The next consideration is power. While our CO2 Safety Monitors use a 110-220 VAC 50/60 Hz to 12VDC power, a 24 VDC hard-wired power option is available if normal wall power is not readily available. The important thing to remember is that the CO2 Sensor should be mounted in such a way that it cannot be accidentally damaged when moving boxes, crates or gas cylinders nearby. In addition, if using the power adapter insure that the plug is secured to the wall to insure staff does not accidentally or purposefully unplug the alarm.
Installing the CO2 Remote Display
Both the CO2 Sensor unit and remote display unit have audible and visual alarms. However, while the CO2 Sensor monitors in an enclosed area where a potential CO2 leak could occur, the Remote Display is designed to be mounted outside the space and to warn staff of a potential gas leak before entering the area.
Remote displays are best mounted at eye level near the door frame of any door entering the enclosed area. They should be mounted on the same side as the door handle to insure they are not covered when the door is open.
Our CO2 Safety Monitors have the ability to daisy-chain up to 3 remote displays to a single CO2 sensor unit. If their are more than 3 entry doors, a second CO2 sensor unit will be required.
Once the CO2 Sensor Unit and Remote Display(s) are installed, you should also install safety signage at every door.

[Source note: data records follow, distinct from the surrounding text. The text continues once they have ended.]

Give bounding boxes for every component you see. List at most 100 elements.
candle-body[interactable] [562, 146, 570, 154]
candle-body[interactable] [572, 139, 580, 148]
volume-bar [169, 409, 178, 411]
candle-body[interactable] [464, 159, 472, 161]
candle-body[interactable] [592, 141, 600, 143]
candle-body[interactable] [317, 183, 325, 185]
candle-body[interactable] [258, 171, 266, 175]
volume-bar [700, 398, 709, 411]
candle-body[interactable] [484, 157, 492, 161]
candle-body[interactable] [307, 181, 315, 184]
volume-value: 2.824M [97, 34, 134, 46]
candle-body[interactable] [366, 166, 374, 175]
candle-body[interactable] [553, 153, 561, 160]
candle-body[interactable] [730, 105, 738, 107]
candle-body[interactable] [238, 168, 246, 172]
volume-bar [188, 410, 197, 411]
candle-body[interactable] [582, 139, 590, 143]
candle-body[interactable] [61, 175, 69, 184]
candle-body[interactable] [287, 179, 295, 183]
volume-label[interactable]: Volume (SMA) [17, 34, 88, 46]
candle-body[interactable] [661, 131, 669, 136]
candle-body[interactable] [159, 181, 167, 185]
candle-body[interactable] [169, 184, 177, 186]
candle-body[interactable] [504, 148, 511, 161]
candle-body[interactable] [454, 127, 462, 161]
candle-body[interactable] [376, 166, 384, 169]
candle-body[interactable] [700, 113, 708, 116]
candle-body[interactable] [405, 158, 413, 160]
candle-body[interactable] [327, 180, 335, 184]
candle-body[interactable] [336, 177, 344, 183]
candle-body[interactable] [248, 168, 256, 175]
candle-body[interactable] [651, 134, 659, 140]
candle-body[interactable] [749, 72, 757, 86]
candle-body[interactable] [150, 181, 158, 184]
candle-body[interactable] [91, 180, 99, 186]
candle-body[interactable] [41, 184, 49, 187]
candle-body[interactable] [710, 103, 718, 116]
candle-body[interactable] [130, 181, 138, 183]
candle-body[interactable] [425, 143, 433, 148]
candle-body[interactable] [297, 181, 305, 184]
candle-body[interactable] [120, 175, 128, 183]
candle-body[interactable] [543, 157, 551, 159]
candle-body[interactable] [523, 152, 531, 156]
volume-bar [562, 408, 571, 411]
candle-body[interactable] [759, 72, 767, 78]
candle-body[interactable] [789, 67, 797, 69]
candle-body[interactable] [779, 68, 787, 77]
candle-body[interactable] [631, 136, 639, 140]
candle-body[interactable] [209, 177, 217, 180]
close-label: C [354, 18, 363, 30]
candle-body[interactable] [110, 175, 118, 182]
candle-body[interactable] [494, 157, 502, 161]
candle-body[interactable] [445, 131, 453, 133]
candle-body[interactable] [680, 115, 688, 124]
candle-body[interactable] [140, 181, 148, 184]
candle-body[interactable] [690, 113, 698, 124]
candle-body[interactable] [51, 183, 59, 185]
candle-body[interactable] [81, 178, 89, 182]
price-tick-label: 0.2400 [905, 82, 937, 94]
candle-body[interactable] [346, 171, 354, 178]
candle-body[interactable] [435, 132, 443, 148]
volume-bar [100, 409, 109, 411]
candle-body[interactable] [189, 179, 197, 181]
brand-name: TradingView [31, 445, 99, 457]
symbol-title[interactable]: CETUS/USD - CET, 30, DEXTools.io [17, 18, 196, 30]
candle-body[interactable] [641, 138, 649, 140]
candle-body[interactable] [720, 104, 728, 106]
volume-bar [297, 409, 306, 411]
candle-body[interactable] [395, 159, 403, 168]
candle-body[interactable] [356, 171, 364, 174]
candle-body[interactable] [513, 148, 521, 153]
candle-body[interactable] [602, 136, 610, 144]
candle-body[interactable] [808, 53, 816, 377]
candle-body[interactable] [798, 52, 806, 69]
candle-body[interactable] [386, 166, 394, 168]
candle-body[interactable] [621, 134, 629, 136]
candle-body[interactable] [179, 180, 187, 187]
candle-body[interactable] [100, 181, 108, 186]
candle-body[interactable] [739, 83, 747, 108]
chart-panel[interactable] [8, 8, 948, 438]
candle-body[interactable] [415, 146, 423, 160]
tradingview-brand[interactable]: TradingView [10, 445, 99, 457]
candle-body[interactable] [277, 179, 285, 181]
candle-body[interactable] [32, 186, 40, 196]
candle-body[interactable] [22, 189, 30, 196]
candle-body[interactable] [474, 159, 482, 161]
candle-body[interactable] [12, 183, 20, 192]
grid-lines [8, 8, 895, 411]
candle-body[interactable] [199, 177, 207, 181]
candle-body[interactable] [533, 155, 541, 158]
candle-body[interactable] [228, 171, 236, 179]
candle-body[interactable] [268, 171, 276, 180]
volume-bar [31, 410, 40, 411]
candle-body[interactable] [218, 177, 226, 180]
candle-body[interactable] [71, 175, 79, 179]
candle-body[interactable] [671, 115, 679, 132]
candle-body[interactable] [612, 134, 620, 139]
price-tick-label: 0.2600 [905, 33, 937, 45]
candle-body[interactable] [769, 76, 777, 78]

The signage should be visible whether the door is opened or closed.
All our CO2 Safety Monitors come with the necessary safety signage. Shipping both English and Spanish versions you can also see the code or download copies of these signs to print here.
Note that the suggestions above are best practices gained from experience, but are not an endorsement of any specific location in your building. Every installation is different. If you have questions about your installation, contact your local building inspector.